The next weekend I was going with my father to see Aunt Baby. I hadn’t seen her since Christmas, and I’d rashly promised that we’d spend the night on Saturday, in order to go to mass with her on Sunday morning. On Friday night, I stayed at the studio almost until midnight—not working on my rooms at all, reading the newspaper online and drinking red wine out of a teacup—but still there was no word from Skandar. On Saturday morning, after a run around the reservoir that failed to clear my head, I went to pick up my father, and some peonies (my mother’s favorite flower) and a Bundt cake (for most of my life, my mother baked cakes for Aunt Baby; but I went to the Coolidge Corner bakery she’d found when they moved to Brookline and she could no longer cook), and we headed north to Cape Ann.

“Did you speak to Matthew this week?” my father asked, looking out the windshield at I-95, and not at me.

“No. Should I have?”

“Tweety’s birthday.”

“I forgot.” I always forgot. Sometimes I thought I forgot on purpose. She never remembered my birthday, either. “Is everybody okay?”

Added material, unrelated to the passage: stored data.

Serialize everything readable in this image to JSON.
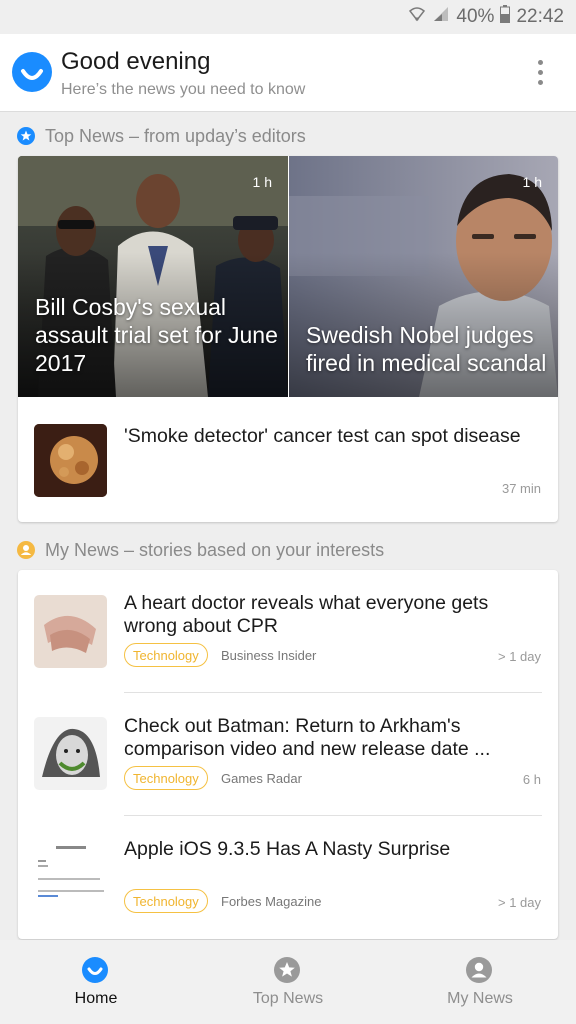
{
  "status": {
    "battery": "40%",
    "time": "22:42"
  },
  "header": {
    "greeting": "Good evening",
    "subtitle": "Here’s the news you need to know"
  },
  "top_news": {
    "section_title": "Top News – from upday’s editors",
    "tiles": [
      {
        "time": "1 h",
        "title": "Bill Cosby's sexual assault trial set for June 2017"
      },
      {
        "time": "1 h",
        "title": "Swedish Nobel judges fired in medical scandal"
      }
    ],
    "row": {
      "title": "'Smoke detector' cancer test can spot disease",
      "time": "37 min"
    }
  },
  "my_news": {
    "section_title": "My News – stories based on your interests",
    "items": [
      {
        "title": "A heart doctor reveals what everyone gets wrong about CPR",
        "tag": "Technology",
        "source": "Business Insider",
        "time": "> 1 day"
      },
      {
        "title": "Check out Batman: Return to Arkham's comparison video and new release date ...",
        "tag": "Technology",
        "source": "Games Radar",
        "time": "6 h"
      },
      {
        "title": "Apple iOS 9.3.5 Has A Nasty Surprise",
        "tag": "Technology",
        "source": "Forbes Magazine",
        "time": "> 1 day"
      }
    ]
  },
  "bottom_nav": [
    {
      "label": "Home",
      "icon": "home-smile-icon",
      "active": true
    },
    {
      "label": "Top News",
      "icon": "star-icon",
      "active": false
    },
    {
      "label": "My News",
      "icon": "person-icon",
      "active": false
    }
  ],
  "colors": {
    "accent": "#1a8cff",
    "tag": "#f5c143",
    "my_news_icon": "#f5b942"
  }
}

“I guess so,” he said. And then nothing, for a few minutes, silence and the swish of passing cars, and then, “But I think something’s wrong.”

“How do you mean?”

“Something’s wrong. I don’t know exactly what. I didn’t like to ask.”

“Why do you think so?”

“Because. Because when I asked to speak to Tweety, to wish her happy birthday, he said she was out.”

“Is that weird? People go out.”

“But then later, I said when will she be home, so I could call again”—he’s very diligent, my father; he was, after all, in insurance all his life—“and he said, in a very strange way, that he didn’t know. That it was probably easier for her to call me.”

“What’s weird about that, then?”

“There was something peculiar in his voice. It was … gravelly.”

“I don’t know what that implies.”

“Rough. His voice was rough, like he was upset.” As far as I could tell—I was driving—my father hadn’t once turned his head to look at me, but he did so now, and he looked wary, his eyes narrow, and he said, “Besides, has Tweety ever called you?”

“Me? Of course not. Don’t be ridiculous. Not in more than twenty years.”

“That’s my point. She’s never called me, either. Even when your mother was dying, she never called.”

“No, I remember.” I’d complained of it: “What kind of family is this?” I’d asked.

“So either he’s too upset to know what he’s saying; or he’s lying on purpose; or she’s gone through some radical change … I can’t make a story of it where there isn’t something wrong between them.”

This wasn’t like my father. It was more like me. “So what sorts of stories have you got?”

“She’s left him.”

“Of course!” I almost said, “You wish!”

“Or she’s sick.”

“Sick?”

“Any kind is possible—physical, mental, you know.”